Sorry, am a little bit 'relaxed' at the moment, and a little bit sad, I'm just sad about this whole situation.

I feel like the person I could always rely on has just fucked me right off, and I'm not sure why. And it just hurts.

OP posts:
HoundoftheBaskervilles · 01/11/2015 03:36

I really do thank you for all your comments and thoughts, it's appreciated.

I am wading through a pile of shit at the moment, it feels like 42 years of easy-living has come home to roost. I don't mean that in a flippant way, I have had three lots of friends come to stay this week and they've all said, 'Bloody hell Hound, look after yourself and get some help for you and DD' and they said it because they can see I'm falling a-fucking-part at the moment and what DD's doing to us, as a family.

I've kept it together for so long, and I've actually fought a diagnosis for DD, because really, who wants their child to be other? To be different? I don't, I don't want to ask for help, ever, and now I find myself having to and it being rejected for doing so. I always thought I could sort anything out myself. And it turns out I can't.

OP posts:
CheerfulYank · 01/11/2015 03:39

So sorry OP.

I'm sure it doesn't really help, but for what it's worth it doesn't sounds to me like you've done anything wrong at all.

Frankly he sounds batshit.

timelytess · 01/11/2015 03:54

OP, I'm on the spectrum. I see things clearly and this is my conclusion.

Your dad is behaving like a dick-led prat. Its not uncommon in men, particularly men in relationships following a first marriage.

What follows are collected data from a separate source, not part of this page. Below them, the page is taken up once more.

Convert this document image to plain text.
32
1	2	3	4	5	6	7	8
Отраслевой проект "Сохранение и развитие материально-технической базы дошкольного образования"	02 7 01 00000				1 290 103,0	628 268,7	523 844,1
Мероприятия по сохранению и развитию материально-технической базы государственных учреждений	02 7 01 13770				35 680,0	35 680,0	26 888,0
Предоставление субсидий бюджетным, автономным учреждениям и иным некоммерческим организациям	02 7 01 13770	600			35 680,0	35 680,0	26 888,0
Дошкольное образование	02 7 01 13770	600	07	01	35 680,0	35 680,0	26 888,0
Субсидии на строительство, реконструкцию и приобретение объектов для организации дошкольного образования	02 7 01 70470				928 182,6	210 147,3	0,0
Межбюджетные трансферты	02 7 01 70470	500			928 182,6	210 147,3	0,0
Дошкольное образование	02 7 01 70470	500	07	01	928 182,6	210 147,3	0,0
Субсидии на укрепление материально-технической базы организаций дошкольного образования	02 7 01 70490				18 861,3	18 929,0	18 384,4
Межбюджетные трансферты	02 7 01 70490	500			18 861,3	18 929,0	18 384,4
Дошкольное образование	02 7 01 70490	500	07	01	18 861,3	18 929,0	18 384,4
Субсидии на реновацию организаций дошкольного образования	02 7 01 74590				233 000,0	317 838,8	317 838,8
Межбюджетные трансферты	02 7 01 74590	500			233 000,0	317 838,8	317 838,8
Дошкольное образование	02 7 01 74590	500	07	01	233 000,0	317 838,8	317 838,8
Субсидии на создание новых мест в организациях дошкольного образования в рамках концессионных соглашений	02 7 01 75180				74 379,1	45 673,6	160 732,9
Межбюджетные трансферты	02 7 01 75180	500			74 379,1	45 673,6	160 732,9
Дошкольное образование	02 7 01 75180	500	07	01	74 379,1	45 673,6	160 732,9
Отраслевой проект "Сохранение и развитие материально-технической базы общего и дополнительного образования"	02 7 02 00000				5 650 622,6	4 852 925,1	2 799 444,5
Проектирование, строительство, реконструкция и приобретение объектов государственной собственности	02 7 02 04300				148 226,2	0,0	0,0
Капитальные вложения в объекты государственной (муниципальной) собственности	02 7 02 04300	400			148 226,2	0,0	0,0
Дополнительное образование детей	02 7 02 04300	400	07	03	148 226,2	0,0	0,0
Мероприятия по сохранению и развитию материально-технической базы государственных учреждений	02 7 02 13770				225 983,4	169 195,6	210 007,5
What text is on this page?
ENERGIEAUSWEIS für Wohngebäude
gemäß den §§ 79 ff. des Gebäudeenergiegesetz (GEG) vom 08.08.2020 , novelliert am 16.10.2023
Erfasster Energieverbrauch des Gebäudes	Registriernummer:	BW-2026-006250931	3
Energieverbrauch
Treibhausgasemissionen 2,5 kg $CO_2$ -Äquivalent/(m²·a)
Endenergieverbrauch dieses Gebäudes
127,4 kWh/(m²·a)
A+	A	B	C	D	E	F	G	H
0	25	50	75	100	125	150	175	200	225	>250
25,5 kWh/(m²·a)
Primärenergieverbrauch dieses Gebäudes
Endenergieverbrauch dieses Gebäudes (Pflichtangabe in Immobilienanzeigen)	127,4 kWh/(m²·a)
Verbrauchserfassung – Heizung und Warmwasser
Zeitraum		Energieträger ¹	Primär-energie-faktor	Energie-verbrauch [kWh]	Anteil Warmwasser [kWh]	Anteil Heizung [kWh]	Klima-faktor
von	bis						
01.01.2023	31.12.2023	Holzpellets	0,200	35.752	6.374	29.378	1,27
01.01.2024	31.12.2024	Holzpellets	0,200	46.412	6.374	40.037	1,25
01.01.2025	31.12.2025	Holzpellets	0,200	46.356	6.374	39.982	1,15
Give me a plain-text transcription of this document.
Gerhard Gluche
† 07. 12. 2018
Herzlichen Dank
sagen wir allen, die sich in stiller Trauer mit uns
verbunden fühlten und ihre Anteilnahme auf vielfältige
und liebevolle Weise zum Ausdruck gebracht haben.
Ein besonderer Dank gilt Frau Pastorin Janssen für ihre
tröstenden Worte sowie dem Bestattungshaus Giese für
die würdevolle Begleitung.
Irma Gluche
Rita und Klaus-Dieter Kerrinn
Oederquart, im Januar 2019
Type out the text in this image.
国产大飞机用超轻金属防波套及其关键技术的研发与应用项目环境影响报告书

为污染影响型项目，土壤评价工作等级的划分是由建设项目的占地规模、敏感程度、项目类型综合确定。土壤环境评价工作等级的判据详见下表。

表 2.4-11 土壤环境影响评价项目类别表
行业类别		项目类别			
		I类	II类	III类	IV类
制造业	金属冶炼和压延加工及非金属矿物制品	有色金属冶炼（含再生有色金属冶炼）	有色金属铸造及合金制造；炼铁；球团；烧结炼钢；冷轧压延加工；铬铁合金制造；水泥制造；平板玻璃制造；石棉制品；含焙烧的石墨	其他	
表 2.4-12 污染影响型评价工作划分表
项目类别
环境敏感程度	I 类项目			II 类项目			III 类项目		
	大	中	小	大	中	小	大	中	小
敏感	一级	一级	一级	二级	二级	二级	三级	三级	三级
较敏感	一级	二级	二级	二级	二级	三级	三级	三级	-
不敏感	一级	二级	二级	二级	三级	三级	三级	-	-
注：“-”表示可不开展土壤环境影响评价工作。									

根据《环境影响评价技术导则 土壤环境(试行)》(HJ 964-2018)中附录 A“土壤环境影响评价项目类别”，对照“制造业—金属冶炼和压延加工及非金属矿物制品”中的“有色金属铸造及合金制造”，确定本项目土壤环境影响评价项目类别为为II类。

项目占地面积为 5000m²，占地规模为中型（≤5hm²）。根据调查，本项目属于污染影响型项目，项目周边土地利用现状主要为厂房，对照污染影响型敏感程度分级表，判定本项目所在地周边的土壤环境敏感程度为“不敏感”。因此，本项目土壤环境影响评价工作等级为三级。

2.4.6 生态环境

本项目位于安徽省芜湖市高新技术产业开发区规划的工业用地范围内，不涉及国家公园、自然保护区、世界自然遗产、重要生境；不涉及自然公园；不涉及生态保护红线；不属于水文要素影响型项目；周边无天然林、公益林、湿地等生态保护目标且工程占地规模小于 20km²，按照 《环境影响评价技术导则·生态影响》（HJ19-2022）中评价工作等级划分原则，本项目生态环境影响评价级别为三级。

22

I strongly urge you to get counselling. You can't change your dad or the family who dump on you, but you can change how you experience them. Counselling will help.

Thank you for being a wonderful mother to your DD. Flowers

HoundoftheBaskervilles · 01/11/2015 03:54

Thanks Cheerful, he may be, I suspect they may ALL be. I didn't want to play that game though. I can't even phone him to talk though. BECAUSE HE'S BLOCKED MY NUMBER.

OP posts:
HoundoftheBaskervilles · 01/11/2015 04:06

timelytess THANK YOU.

How can I best help DD? I just try to keep life calm for her, I try to be the fulcrum, the post through the middle of the Earth for her. The constant and steady.

She abuses me, I am hurt by her, but I keep steady, I don't waver because I know she only hurts me because I know she finds life hard, she can't cope and I am a person she can take it out on.

But it's hard.

OP posts:
timelytess · 01/11/2015 04:38

Hound, I'm so sorry, I'm not an expert. They hadn't even identified/named my Aspie end of the spectrum when I was growing up with it, or even when my dd was. We just muddled through and still do. It sounds to me like you are taking a loving, sensible and positive approach, and doing as much as you can.

I've found counselling really helpful. Not a miracle cure, but if you take one issue at a time and talk it through over an extended period, it kind of shifts in your mind from wherever it was causing harm to somewhere that it isn't. Dd (well into adulthood) is in counselling now and from the first session she was a changed person! Much happier.

I wish you well and I wish I had a strategy that I could guarantee would help you.